The three groups were compared in a follow up survey that was done three months later. The researchers found that people who search for work with the aid of an action plan do not search for more hours compared to people who were not exposed to the plan. However, they do submit more applications. On average, people with action plans were submitting 15% more applications than people who did not have one. This translates into more job offers. Ultimately, people in the action plan group were 5% more likely to be employed three months later.
Why is this case? The researchers find that each application in the action plan group is more effective. This is as a result of people diversifying their search. For example, a person could be spending 10 hours a week searching mostly by calling family and friends or browsing online. However, people in the action plan group changed the way that they searched and became more formal in their search. These people were more likely to go to an employment agency, drop CV’s off at places and answer formal advertisements. The search moved from a more passive search to a more “costly” search that resulted in more applications.

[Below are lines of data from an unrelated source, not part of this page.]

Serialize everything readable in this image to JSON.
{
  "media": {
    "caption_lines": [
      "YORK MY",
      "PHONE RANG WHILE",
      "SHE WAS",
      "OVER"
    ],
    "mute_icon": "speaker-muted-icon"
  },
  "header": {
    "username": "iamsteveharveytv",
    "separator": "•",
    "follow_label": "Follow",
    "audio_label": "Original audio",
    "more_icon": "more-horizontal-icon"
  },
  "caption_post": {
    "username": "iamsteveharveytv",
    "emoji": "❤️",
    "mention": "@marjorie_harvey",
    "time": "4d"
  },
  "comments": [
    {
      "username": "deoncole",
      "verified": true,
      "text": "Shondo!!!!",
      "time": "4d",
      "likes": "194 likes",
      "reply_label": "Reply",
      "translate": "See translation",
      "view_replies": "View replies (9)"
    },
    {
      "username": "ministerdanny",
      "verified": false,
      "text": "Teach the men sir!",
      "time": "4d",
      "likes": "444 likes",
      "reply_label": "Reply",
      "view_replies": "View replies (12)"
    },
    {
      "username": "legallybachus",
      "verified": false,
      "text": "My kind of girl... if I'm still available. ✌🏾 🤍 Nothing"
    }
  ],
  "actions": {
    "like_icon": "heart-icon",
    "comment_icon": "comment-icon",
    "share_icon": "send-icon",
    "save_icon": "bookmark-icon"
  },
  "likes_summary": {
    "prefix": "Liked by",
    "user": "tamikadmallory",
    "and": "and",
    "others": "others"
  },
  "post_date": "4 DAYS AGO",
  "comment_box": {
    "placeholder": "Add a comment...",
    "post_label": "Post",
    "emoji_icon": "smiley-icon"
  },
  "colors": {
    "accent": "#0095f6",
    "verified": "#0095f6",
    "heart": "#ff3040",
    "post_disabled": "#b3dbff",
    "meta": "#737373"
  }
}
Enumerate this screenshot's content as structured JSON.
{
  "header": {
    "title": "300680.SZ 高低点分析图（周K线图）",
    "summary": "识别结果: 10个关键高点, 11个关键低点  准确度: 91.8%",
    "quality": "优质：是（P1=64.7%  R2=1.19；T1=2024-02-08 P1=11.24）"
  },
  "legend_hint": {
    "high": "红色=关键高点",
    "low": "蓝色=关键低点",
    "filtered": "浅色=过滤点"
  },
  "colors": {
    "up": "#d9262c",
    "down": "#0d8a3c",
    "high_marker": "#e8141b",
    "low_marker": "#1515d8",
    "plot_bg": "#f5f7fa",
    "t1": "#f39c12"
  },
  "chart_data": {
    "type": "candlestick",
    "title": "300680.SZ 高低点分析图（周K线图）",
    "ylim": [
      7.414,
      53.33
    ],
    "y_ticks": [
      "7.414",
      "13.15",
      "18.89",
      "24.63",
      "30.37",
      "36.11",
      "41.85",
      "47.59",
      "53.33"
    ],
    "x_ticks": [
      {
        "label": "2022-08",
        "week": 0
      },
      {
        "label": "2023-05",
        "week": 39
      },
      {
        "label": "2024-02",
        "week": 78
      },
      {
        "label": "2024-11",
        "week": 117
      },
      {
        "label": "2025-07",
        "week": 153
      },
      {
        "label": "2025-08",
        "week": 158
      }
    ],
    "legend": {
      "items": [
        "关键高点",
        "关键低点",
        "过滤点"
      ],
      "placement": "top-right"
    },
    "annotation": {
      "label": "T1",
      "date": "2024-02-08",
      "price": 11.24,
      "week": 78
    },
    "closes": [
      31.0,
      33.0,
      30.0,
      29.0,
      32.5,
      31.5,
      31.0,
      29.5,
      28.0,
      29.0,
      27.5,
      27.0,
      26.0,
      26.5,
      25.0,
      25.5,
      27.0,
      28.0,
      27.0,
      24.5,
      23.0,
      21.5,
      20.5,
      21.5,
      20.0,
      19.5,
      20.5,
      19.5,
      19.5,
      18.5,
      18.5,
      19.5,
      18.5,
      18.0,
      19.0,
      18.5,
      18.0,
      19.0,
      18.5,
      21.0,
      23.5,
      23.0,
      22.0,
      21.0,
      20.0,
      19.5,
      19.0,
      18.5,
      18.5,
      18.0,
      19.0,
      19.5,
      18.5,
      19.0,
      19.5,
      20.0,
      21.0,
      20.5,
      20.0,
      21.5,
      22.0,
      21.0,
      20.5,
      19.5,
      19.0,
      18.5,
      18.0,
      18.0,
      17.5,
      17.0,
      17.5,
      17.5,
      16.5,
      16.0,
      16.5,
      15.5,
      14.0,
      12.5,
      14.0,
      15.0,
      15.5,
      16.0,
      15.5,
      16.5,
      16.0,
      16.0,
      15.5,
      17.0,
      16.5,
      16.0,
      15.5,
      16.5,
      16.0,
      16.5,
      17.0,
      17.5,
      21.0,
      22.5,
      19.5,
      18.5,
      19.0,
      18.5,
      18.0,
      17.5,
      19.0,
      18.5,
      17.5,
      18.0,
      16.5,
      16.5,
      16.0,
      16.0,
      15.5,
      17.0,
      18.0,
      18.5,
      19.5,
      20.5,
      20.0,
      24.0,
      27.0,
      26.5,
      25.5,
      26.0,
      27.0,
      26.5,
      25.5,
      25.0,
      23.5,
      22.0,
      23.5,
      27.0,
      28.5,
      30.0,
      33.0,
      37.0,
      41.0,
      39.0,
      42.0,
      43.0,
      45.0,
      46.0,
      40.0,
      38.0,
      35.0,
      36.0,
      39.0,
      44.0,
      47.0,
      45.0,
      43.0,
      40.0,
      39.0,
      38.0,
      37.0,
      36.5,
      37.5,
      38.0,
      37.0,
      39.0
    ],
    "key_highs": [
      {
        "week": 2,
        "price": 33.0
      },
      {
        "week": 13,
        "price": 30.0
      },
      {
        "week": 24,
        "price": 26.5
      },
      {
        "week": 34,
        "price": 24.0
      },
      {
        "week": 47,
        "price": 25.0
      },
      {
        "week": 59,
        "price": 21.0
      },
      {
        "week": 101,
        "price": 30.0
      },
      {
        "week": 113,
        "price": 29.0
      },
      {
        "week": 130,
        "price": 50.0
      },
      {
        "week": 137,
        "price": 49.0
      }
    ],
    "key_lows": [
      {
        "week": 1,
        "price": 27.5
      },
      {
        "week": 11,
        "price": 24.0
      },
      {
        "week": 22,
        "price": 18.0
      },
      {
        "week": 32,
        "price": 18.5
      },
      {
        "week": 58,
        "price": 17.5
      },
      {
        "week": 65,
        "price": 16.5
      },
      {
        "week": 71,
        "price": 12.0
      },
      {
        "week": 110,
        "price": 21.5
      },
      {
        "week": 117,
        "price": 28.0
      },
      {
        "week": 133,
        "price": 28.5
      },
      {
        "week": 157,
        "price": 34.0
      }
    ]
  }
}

Thus, the study found that planning those tasks makes people more efficient in their searches. They submit more applications and each of those applications is also more likely to result in a job offer.
Piraino says that this is an important result because it speaks to one specific type of unemployment. This is called frictional unemployment. There are many reasons why unemployment is high in South Africa, and the existence of labour market frictions is one of them. If people are searching either too little or inefficiently, then they are losing opportunities for themselves. This is not only bad for job seekers, but also for the labour market as a whole, as more and better job searches can result in higher-quality matches between job seekers and employers. If there is enough improvement on this margin, this can generate some job creation.